Everywhere else in the world free people demolish (or at least remove from plain sight) the statues and monuments of tyrants, but in the American South, they build new ones. Stalin goes down, Hitler goes down, Saddam Hussein goes down. But there is always a new statue of Robert E. Lee or a named or unnamed Confederate soldier, for the celebration of tyranny is a way of life in the South.
Poor students of the bad revisionist history today tend only to remember "states' rights" as one of the revisionist causes. There were a few others, such as tariffs and the tit-for-tat admission of new states as free and slave states. But as the Southern states' resolutions make clear, these complaints were seen only as attacks on slavery. There is no conceivable way, of course, that any state ever had the right to make one human being the property of another, but by the time the Revisionists were writing Southern textbooks, it was segregation and racial discrimination they meant to defend.

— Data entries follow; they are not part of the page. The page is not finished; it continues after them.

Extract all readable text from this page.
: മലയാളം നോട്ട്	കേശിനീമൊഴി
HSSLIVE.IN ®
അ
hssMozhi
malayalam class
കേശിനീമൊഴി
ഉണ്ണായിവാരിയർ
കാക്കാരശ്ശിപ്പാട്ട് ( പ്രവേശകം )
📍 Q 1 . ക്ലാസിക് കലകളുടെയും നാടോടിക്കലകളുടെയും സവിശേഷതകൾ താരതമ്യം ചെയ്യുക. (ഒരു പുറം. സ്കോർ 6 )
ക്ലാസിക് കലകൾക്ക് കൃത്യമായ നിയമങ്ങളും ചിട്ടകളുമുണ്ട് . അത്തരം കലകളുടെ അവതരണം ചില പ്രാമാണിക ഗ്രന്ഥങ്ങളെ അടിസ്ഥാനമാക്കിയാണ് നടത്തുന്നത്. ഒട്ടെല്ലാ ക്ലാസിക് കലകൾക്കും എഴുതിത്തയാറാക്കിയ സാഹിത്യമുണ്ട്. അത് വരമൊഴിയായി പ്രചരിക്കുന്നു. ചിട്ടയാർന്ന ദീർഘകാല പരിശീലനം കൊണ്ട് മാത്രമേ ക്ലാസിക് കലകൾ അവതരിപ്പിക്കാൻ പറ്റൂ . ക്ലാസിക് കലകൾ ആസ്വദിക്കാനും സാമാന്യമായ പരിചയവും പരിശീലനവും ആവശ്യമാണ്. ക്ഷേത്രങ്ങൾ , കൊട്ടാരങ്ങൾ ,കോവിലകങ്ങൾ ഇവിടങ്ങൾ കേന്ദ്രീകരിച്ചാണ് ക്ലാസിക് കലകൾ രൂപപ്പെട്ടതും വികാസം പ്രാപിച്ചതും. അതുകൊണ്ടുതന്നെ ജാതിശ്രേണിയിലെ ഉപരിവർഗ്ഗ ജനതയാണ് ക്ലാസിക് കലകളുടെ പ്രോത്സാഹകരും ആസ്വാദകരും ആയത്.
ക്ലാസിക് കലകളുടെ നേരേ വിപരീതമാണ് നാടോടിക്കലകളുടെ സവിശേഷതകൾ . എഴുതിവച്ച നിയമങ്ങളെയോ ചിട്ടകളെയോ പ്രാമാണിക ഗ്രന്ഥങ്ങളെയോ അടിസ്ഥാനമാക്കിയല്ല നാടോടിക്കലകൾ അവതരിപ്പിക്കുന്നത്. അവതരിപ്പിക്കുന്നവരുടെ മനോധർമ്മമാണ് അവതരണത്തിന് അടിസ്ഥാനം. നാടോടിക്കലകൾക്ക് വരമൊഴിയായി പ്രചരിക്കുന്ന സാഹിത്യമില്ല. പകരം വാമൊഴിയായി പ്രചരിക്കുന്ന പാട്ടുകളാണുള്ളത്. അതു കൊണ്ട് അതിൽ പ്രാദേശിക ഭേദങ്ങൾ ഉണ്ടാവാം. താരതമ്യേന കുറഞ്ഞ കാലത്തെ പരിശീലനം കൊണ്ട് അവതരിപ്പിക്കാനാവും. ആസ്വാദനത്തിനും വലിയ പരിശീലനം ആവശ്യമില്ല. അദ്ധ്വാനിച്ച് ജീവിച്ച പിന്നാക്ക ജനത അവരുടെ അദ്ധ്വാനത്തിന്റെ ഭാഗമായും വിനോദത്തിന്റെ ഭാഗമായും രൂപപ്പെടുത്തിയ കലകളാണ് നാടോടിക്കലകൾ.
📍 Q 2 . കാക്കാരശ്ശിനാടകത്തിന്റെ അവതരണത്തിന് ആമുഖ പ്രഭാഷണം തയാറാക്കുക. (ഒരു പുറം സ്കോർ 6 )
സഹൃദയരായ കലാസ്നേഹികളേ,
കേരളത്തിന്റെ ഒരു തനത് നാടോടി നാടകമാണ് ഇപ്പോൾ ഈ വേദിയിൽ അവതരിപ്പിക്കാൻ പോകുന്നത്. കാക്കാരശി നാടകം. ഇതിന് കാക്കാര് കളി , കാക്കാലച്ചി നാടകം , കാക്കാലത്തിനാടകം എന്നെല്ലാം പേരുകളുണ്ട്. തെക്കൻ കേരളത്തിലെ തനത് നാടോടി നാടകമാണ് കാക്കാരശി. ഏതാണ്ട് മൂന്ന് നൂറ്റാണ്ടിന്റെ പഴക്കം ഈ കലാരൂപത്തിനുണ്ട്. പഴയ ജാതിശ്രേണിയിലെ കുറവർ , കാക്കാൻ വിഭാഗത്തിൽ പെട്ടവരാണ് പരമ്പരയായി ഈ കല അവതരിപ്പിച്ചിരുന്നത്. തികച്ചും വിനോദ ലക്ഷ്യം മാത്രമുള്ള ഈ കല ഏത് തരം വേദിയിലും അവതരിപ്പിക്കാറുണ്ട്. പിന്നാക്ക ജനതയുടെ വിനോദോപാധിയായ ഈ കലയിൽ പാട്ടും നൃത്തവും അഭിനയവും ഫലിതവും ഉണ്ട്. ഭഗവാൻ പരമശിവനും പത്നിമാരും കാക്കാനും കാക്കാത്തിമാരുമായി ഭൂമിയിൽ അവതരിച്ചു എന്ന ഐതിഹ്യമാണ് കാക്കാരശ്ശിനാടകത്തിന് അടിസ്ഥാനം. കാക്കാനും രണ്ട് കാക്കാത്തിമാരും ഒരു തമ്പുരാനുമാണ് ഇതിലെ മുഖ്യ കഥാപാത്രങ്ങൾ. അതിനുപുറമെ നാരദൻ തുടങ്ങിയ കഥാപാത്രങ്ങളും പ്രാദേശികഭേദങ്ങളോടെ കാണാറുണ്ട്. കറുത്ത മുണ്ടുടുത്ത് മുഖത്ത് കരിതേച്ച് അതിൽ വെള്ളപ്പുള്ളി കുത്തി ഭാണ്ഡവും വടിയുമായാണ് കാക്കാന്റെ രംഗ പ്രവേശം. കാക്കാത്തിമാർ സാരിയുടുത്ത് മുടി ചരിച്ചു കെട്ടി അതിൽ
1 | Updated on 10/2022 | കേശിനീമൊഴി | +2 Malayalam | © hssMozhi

In truth, Southerners were not on the verge of losing their slaves in 1861. Abolitionist sentiments were held by a majority of the voting population of the United States—that was true. And, yes, federal laws were clearly aimed at quarantining slavery in the South. But the way forward to actually emancipating slaves was not at all clear.
"The wicked flee when no man pursueth." The South feared it might lose its slaves sometime down the road, but Abolitionists really had no plausible way to enact their sentiments immediately or soon. Some historical economists have thought that slavery would have become economically nonviable in a generation or so, and slavery would have become vestigial institution, eventually sloughed off. Maybe. But in 1861 slavery was still immensely profitable. Moreover, without secession the political means of cutting off slavery entirely did not exist in 1861. Lincoln knew that. Republicans in Congress knew that. The Supreme Court knew that. Emancipation was not on the agenda. Yet the South felt it must flee the Union, fired on Fort Sumter, and sealed its fate.
That cowardice and wickedness is what is memorialized with every Confederate-flag license plate, every historical re-enactment, every bronze thing sacred to the memory of slavers in the South. Why should any of that be any more acceptable than if Germans had historical re-enactments of the Nuremberg rallies or sold swastika key chains at souvenir stands?